The Canucks controlled much of the game but found themselves playing catchup after the Blackhawks climbed into a 2-0, first-period lead.

Vancouver’s Daniel Sedin was frustrated over the chances the Canucks missed.

“We had a ton of chances in the first,” he said. “They get the lead and it’s a tough team to play.

“We’ve just got to score on the chances we have. It’s unacceptable to have those kind of chances and not put them in.”

Byfuglien gave Chicago a 3-1 lead midway through the second after Burrows was sent off for a foolish unsportsmanlike conduct penalty.

The big forward slipped the rebound of a Toews shot past Canuck goaltender Roberto Luongo. Byfuglien celebrated by taunting the Vancouver crowd behind the net.

Burrows made amends for his earlier brain cramp by making the score 3-2 with just 54 seconds left in the period. He fired a wrist shot that seemed to handcuff Chicago’s Antti Niemi. That brought the towel-waving, sellout crowd of 18,810 to their feet.

It was Burrows’ second goal of the playoffs after leading the Canucks with 35 during the regular season.

Hansen scored Vancouver’s first goal at 9:07 of the second. He was in the right place at the right time when Alex Edler’s shot hit Niemi’s blocker, bounced off Hansen, and into the net.

Niemi made some big saves early. He dragged a pad on a Hansen shot on a breakaway, then got a blocker on a Burrows blast.

Both of Chicago’s first-period goals came with plenty of traffic circling around Luongo.

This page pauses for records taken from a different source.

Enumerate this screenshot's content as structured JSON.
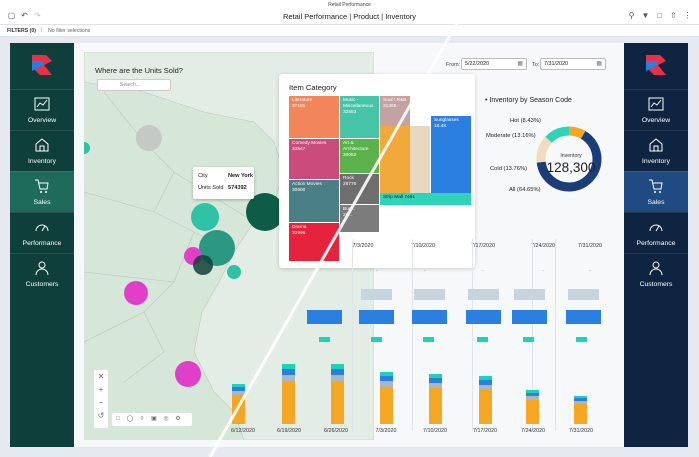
{
  "app": {
    "name": "Retail Performance",
    "page_title": "Retail Performance | Product | Inventory"
  },
  "filters": {
    "label": "FILTERS (0)",
    "separator": "|",
    "value": "No filter selections"
  },
  "nav": {
    "items": [
      {
        "label": "Overview",
        "icon": "line-chart-icon",
        "active": false
      },
      {
        "label": "Inventory",
        "icon": "box-icon",
        "active": false
      },
      {
        "label": "Sales",
        "icon": "cart-icon",
        "active": true
      },
      {
        "label": "Performance",
        "icon": "gauge-icon",
        "active": false
      },
      {
        "label": "Customers",
        "icon": "user-icon",
        "active": false
      }
    ]
  },
  "map": {
    "title": "Where are the Units Sold?",
    "search_placeholder": "Search...",
    "tooltip": {
      "city_key": "City",
      "city_val": "New York",
      "units_key": "Units Sold",
      "units_val": "574392"
    }
  },
  "dates": {
    "from_label": "From:",
    "from_value": "5/22/2020",
    "to_label": "To:",
    "to_value": "7/31/2020"
  },
  "category": {
    "title": "Item Category",
    "tiles": [
      {
        "name": "Literature",
        "value": "37101"
      },
      {
        "name": "Music - Miscellaneous",
        "value": "32553"
      },
      {
        "name": "Soul / R&B",
        "value": "31365"
      },
      {
        "name": "Sunglasses",
        "value": "18.4K"
      },
      {
        "name": "Comedy Movies",
        "value": "32547"
      },
      {
        "name": "Art & Architecture",
        "value": "30052"
      },
      {
        "name": "Rock",
        "value": "28776"
      },
      {
        "name": "Action Movies",
        "value": "30500"
      },
      {
        "name": "Bus...",
        "value": "26..."
      },
      {
        "name": "Drama",
        "value": "32996"
      },
      {
        "name": "Strip Mall",
        "value": "7481"
      }
    ]
  },
  "inventory": {
    "title": "Inventory by Season Code",
    "center_label": "Inventory",
    "center_value": "128,300",
    "segments": [
      {
        "label": "Hot (8.43%)",
        "pct": 8.43,
        "color": "#f5a623"
      },
      {
        "label": "Moderate (13.16%)",
        "pct": 13.16,
        "color": "#2fd3b7"
      },
      {
        "label": "Cold (13.76%)",
        "pct": 13.76,
        "color": "#f2dcc0"
      },
      {
        "label": "All (64.65%)",
        "pct": 64.65,
        "color": "#1d3d78"
      }
    ]
  },
  "weeks": {
    "headers": [
      "7/3/2020",
      "7/10/2020",
      "7/17/2020",
      "7/24/2020",
      "7/31/2020"
    ],
    "footers": [
      "6/12/2020",
      "6/19/2020",
      "6/26/2020",
      "7/3/2020",
      "7/10/2020",
      "7/17/2020",
      "7/24/2020",
      "7/31/2020"
    ],
    "dash": "-",
    "stack_heights": [
      40,
      60,
      60,
      52,
      50,
      48,
      34,
      28
    ],
    "stack_colors": [
      "#f5a623",
      "#a9b7c3",
      "#2b7fe0",
      "#19d4b5"
    ]
  },
  "colors": {
    "left_nav": "#0f3f3a",
    "right_nav": "#0f2440",
    "accent_blue": "#2b7fe0",
    "accent_teal": "#19d4b5",
    "accent_orange": "#f5a623"
  }
}
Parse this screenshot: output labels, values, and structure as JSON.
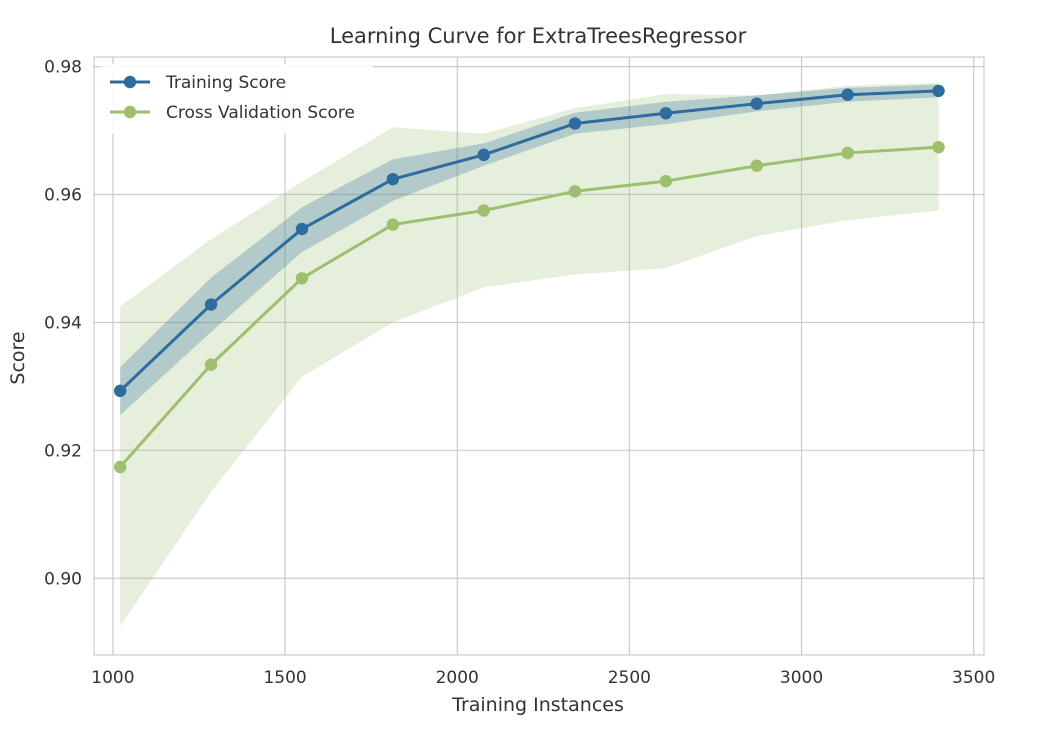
{
  "chart_data": {
    "type": "line",
    "title": "Learning Curve for ExtraTreesRegressor",
    "xlabel": "Training Instances",
    "ylabel": "Score",
    "xlim": [
      945,
      3530
    ],
    "ylim": [
      0.888,
      0.9815
    ],
    "xticks": [
      1000,
      1500,
      2000,
      2500,
      3000,
      3500
    ],
    "xtick_labels": [
      "1000",
      "1500",
      "2000",
      "2500",
      "3000",
      "3500"
    ],
    "yticks": [
      0.9,
      0.92,
      0.94,
      0.96,
      0.98
    ],
    "ytick_labels": [
      "0.90",
      "0.92",
      "0.94",
      "0.96",
      "0.98"
    ],
    "grid": true,
    "legend_position": "top-left",
    "x": [
      1021,
      1285,
      1549,
      1813,
      2077,
      2342,
      2606,
      2870,
      3134,
      3398
    ],
    "series": [
      {
        "name": "Training Score",
        "color": "#2e6c9f",
        "values": [
          0.9293,
          0.9428,
          0.9546,
          0.9624,
          0.9662,
          0.9711,
          0.9727,
          0.9742,
          0.9756,
          0.9762
        ],
        "lower": [
          0.9255,
          0.9385,
          0.951,
          0.959,
          0.9645,
          0.9695,
          0.971,
          0.973,
          0.9745,
          0.9752
        ],
        "upper": [
          0.933,
          0.947,
          0.958,
          0.9655,
          0.968,
          0.9728,
          0.9745,
          0.9755,
          0.9767,
          0.9772
        ]
      },
      {
        "name": "Cross Validation Score",
        "color": "#9dbf6e",
        "values": [
          0.9174,
          0.9334,
          0.9469,
          0.9553,
          0.9575,
          0.9605,
          0.9621,
          0.9645,
          0.9665,
          0.9674
        ],
        "lower": [
          0.8925,
          0.9135,
          0.9315,
          0.94,
          0.9455,
          0.9475,
          0.9485,
          0.9535,
          0.956,
          0.9575
        ],
        "upper": [
          0.9425,
          0.953,
          0.962,
          0.9705,
          0.9695,
          0.9735,
          0.9757,
          0.9755,
          0.977,
          0.9775
        ]
      }
    ]
  }
}
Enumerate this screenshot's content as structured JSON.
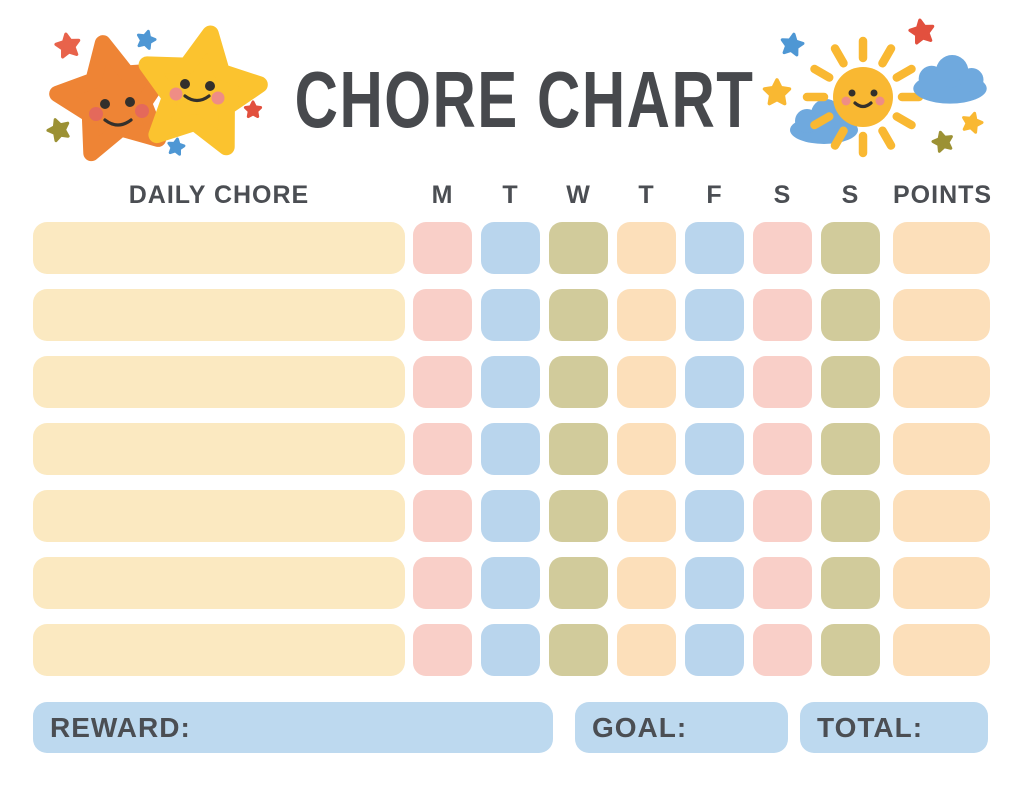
{
  "title": "CHORE CHART",
  "header": {
    "daily_chore": "DAILY CHORE",
    "days": [
      "M",
      "T",
      "W",
      "T",
      "F",
      "S",
      "S"
    ],
    "points": "POINTS"
  },
  "grid": {
    "row_count": 7,
    "chore_color": "cream",
    "day_pattern": [
      "pink",
      "blue_cell",
      "olive",
      "peach",
      "blue_cell",
      "pink",
      "olive"
    ],
    "points_color": "peach"
  },
  "footer": {
    "reward_label": "REWARD:",
    "goal_label": "GOAL:",
    "total_label": "TOTAL:"
  },
  "palette": {
    "cream": "#FBE9C1",
    "pink": "#F9CFC8",
    "blue_cell": "#B9D5ED",
    "olive": "#D1CB9B",
    "peach": "#FCDFBA",
    "footer_blue": "#BDD9EF",
    "text": "#4B4E53",
    "title": "#47494D",
    "star_orange": "#EE8435",
    "star_yellow": "#FBC32F",
    "sun_yellow": "#F9B832",
    "cloud_blue": "#6FA9DE",
    "mini_red": "#E2503E",
    "mini_red_orange": "#E8634B",
    "mini_blue": "#4E97D4",
    "mini_olive": "#9C9134",
    "face_dark": "#33302C",
    "cheek_orange": "#E4695B",
    "cheek_pink": "#EF8D85"
  },
  "icons": {
    "left_decoration": [
      "orange-star-icon",
      "yellow-star-icon",
      "mini-star-icon"
    ],
    "right_decoration": [
      "sun-icon",
      "cloud-icon",
      "mini-star-icon"
    ]
  }
}
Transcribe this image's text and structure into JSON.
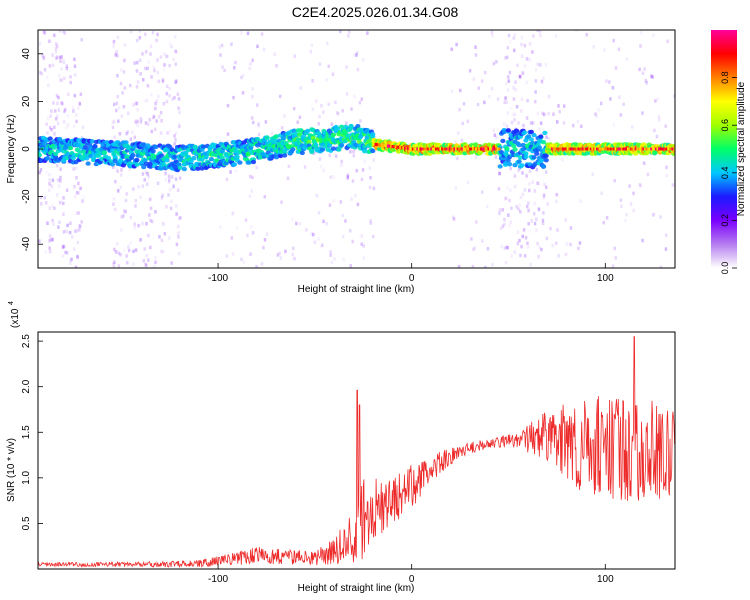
{
  "title": "C2E4.2025.026.01.34.G08",
  "chart_data": [
    {
      "type": "heatmap",
      "xlabel": "Height of straight line (km)",
      "ylabel": "Frequency (Hz)",
      "xlim": [
        -193,
        136
      ],
      "ylim": [
        -50,
        50
      ],
      "xticks": [
        -100,
        0,
        100
      ],
      "yticks": [
        -40,
        -20,
        0,
        20,
        40
      ],
      "colorbar": {
        "label": "Normalized spectral amplitude",
        "range": [
          0,
          1
        ],
        "ticks": [
          0.0,
          0.2,
          0.4,
          0.6,
          0.8
        ],
        "tick_labels": [
          "0.0",
          "0.2",
          "0.4",
          "0.6",
          "0.8"
        ],
        "colors": [
          "#ffffff",
          "#b57cf0",
          "#7b00ff",
          "#1a1aff",
          "#00c8ff",
          "#00ff66",
          "#a0ff00",
          "#ffff00",
          "#ff8000",
          "#ff0000",
          "#ff0099"
        ]
      },
      "ridge": [
        {
          "x": -193,
          "y": 0
        },
        {
          "x": -150,
          "y": -2
        },
        {
          "x": -120,
          "y": -4
        },
        {
          "x": -90,
          "y": -2
        },
        {
          "x": -60,
          "y": 3
        },
        {
          "x": -40,
          "y": 4
        },
        {
          "x": -30,
          "y": 6
        },
        {
          "x": -20,
          "y": 2
        },
        {
          "x": 0,
          "y": 0
        },
        {
          "x": 50,
          "y": 0
        },
        {
          "x": 70,
          "y": 0
        },
        {
          "x": 100,
          "y": 0
        },
        {
          "x": 136,
          "y": 0
        }
      ]
    },
    {
      "type": "line",
      "xlabel": "Height of straight line (km)",
      "ylabel": "SNR (10 * v/v)",
      "scale_label": "(x10",
      "scale_exp": "4",
      "xlim": [
        -193,
        136
      ],
      "ylim": [
        0,
        2.6
      ],
      "xticks": [
        -100,
        0,
        100
      ],
      "yticks": [
        0.5,
        1.0,
        1.5,
        2.0,
        2.5
      ],
      "ytick_labels": [
        "0.5",
        "1.0",
        "1.5",
        "2.0",
        "2.5"
      ],
      "series": [
        {
          "name": "SNR",
          "color": "#ee2b2b",
          "envelope": [
            {
              "x": -193,
              "mean": 0.05,
              "amp": 0.02
            },
            {
              "x": -130,
              "mean": 0.05,
              "amp": 0.03
            },
            {
              "x": -110,
              "mean": 0.06,
              "amp": 0.04
            },
            {
              "x": -95,
              "mean": 0.1,
              "amp": 0.06
            },
            {
              "x": -80,
              "mean": 0.15,
              "amp": 0.1
            },
            {
              "x": -65,
              "mean": 0.13,
              "amp": 0.08
            },
            {
              "x": -50,
              "mean": 0.12,
              "amp": 0.08
            },
            {
              "x": -40,
              "mean": 0.2,
              "amp": 0.15
            },
            {
              "x": -30,
              "mean": 0.35,
              "amp": 0.3
            },
            {
              "x": -25,
              "mean": 0.55,
              "amp": 0.45
            },
            {
              "x": -15,
              "mean": 0.7,
              "amp": 0.3
            },
            {
              "x": 0,
              "mean": 0.9,
              "amp": 0.25
            },
            {
              "x": 10,
              "mean": 1.1,
              "amp": 0.15
            },
            {
              "x": 25,
              "mean": 1.3,
              "amp": 0.07
            },
            {
              "x": 40,
              "mean": 1.38,
              "amp": 0.05
            },
            {
              "x": 55,
              "mean": 1.42,
              "amp": 0.08
            },
            {
              "x": 70,
              "mean": 1.45,
              "amp": 0.3
            },
            {
              "x": 90,
              "mean": 1.35,
              "amp": 0.55
            },
            {
              "x": 110,
              "mean": 1.3,
              "amp": 0.6
            },
            {
              "x": 136,
              "mean": 1.3,
              "amp": 0.5
            }
          ],
          "peaks": [
            {
              "x": -28,
              "y": 1.96
            },
            {
              "x": -27,
              "y": 1.8
            },
            {
              "x": 115,
              "y": 2.55
            }
          ]
        }
      ]
    }
  ]
}
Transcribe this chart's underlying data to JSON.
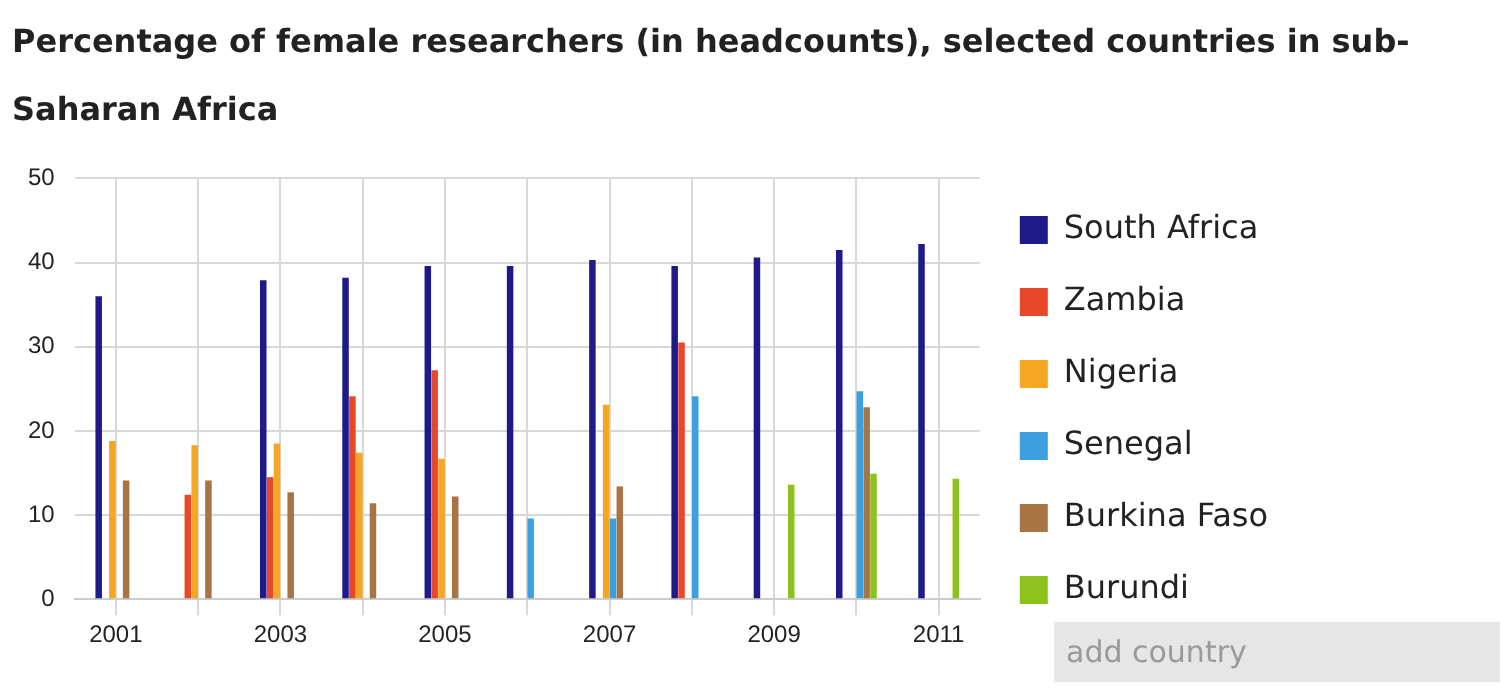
{
  "chart_data": {
    "type": "bar",
    "title": "Percentage of female researchers (in headcounts), selected countries in sub-Saharan Africa",
    "categories": [
      "2001",
      null,
      "2003",
      null,
      "2005",
      null,
      "2007",
      null,
      "2009",
      null,
      "2011"
    ],
    "series": [
      {
        "name": "South Africa",
        "color": "#1f1a8a",
        "values": [
          36.0,
          null,
          37.9,
          38.2,
          39.6,
          39.6,
          40.3,
          39.6,
          40.6,
          41.5,
          42.2
        ]
      },
      {
        "name": "Zambia",
        "color": "#e8472a",
        "values": [
          null,
          12.4,
          14.5,
          24.1,
          27.2,
          null,
          null,
          30.5,
          null,
          null,
          null
        ]
      },
      {
        "name": "Nigeria",
        "color": "#f5a623",
        "values": [
          18.8,
          18.3,
          18.5,
          17.4,
          16.7,
          null,
          23.1,
          null,
          null,
          null,
          null
        ]
      },
      {
        "name": "Senegal",
        "color": "#3ca0e0",
        "values": [
          null,
          null,
          null,
          null,
          null,
          9.6,
          9.6,
          24.1,
          null,
          24.7,
          null
        ]
      },
      {
        "name": "Burkina Faso",
        "color": "#a87444",
        "values": [
          14.1,
          14.1,
          12.7,
          11.4,
          12.2,
          null,
          13.4,
          null,
          null,
          22.8,
          null
        ]
      },
      {
        "name": "Burundi",
        "color": "#8cc21c",
        "values": [
          null,
          null,
          null,
          null,
          null,
          null,
          null,
          null,
          13.6,
          14.9,
          14.3
        ]
      }
    ],
    "ylim": [
      0,
      50
    ],
    "yticks": [
      0,
      10,
      20,
      30,
      40,
      50
    ],
    "grid": true,
    "legend": "right",
    "annotations": [
      "add country"
    ]
  }
}
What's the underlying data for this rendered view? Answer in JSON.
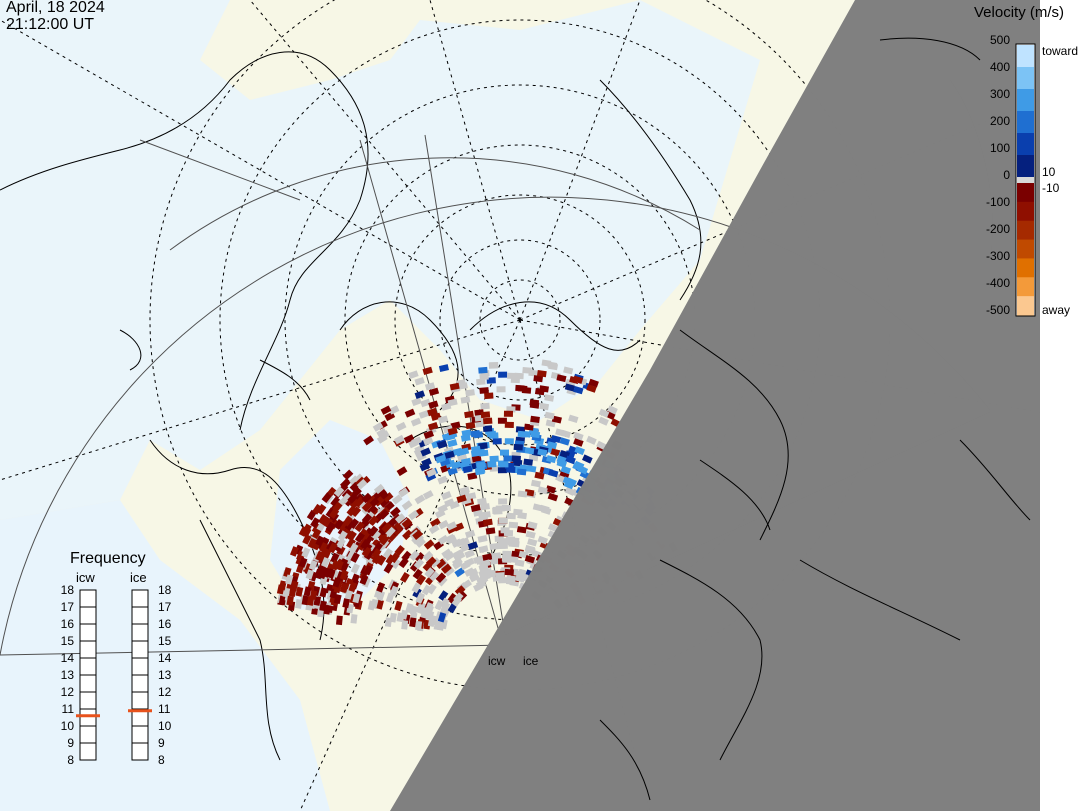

Versteeg opened the scoring with his second goal of the playoffs at 5:19. Hossa banked a shot off Vancouver defenceman Kevin Bieksa’s skate that creeped through Luongo’s pads. Versteeg managed to get his stick on the puck and slide it past the goal line.

Byfuglien earned his first point of the playoffs just six seconds after Ryan Kesler was sent off for tripping. Duncan Keith unloaded a shot from just inside the blue-line that rebounded off Luongo’s blocker. Byfuglien, anchored in front of the net, backhanded a rebound past Luongo.

A Canuck you wouldn’t expect got involved in an altercation with Chicago’s Dave Bolland near the end of the first period.

Daniel Sedin, more noted as a scorer than scrapper, took exception when Bolland got his stick up in between Sedin’s legs before a faceoff. A furious Sedin began grappling with Bolland. Both players received minors.

Centre Ryan Johnson returned to the Canucks lineup after missing four weeks with a broken foot. Johnson is one of the Canucks best shot blockers and penalty killers.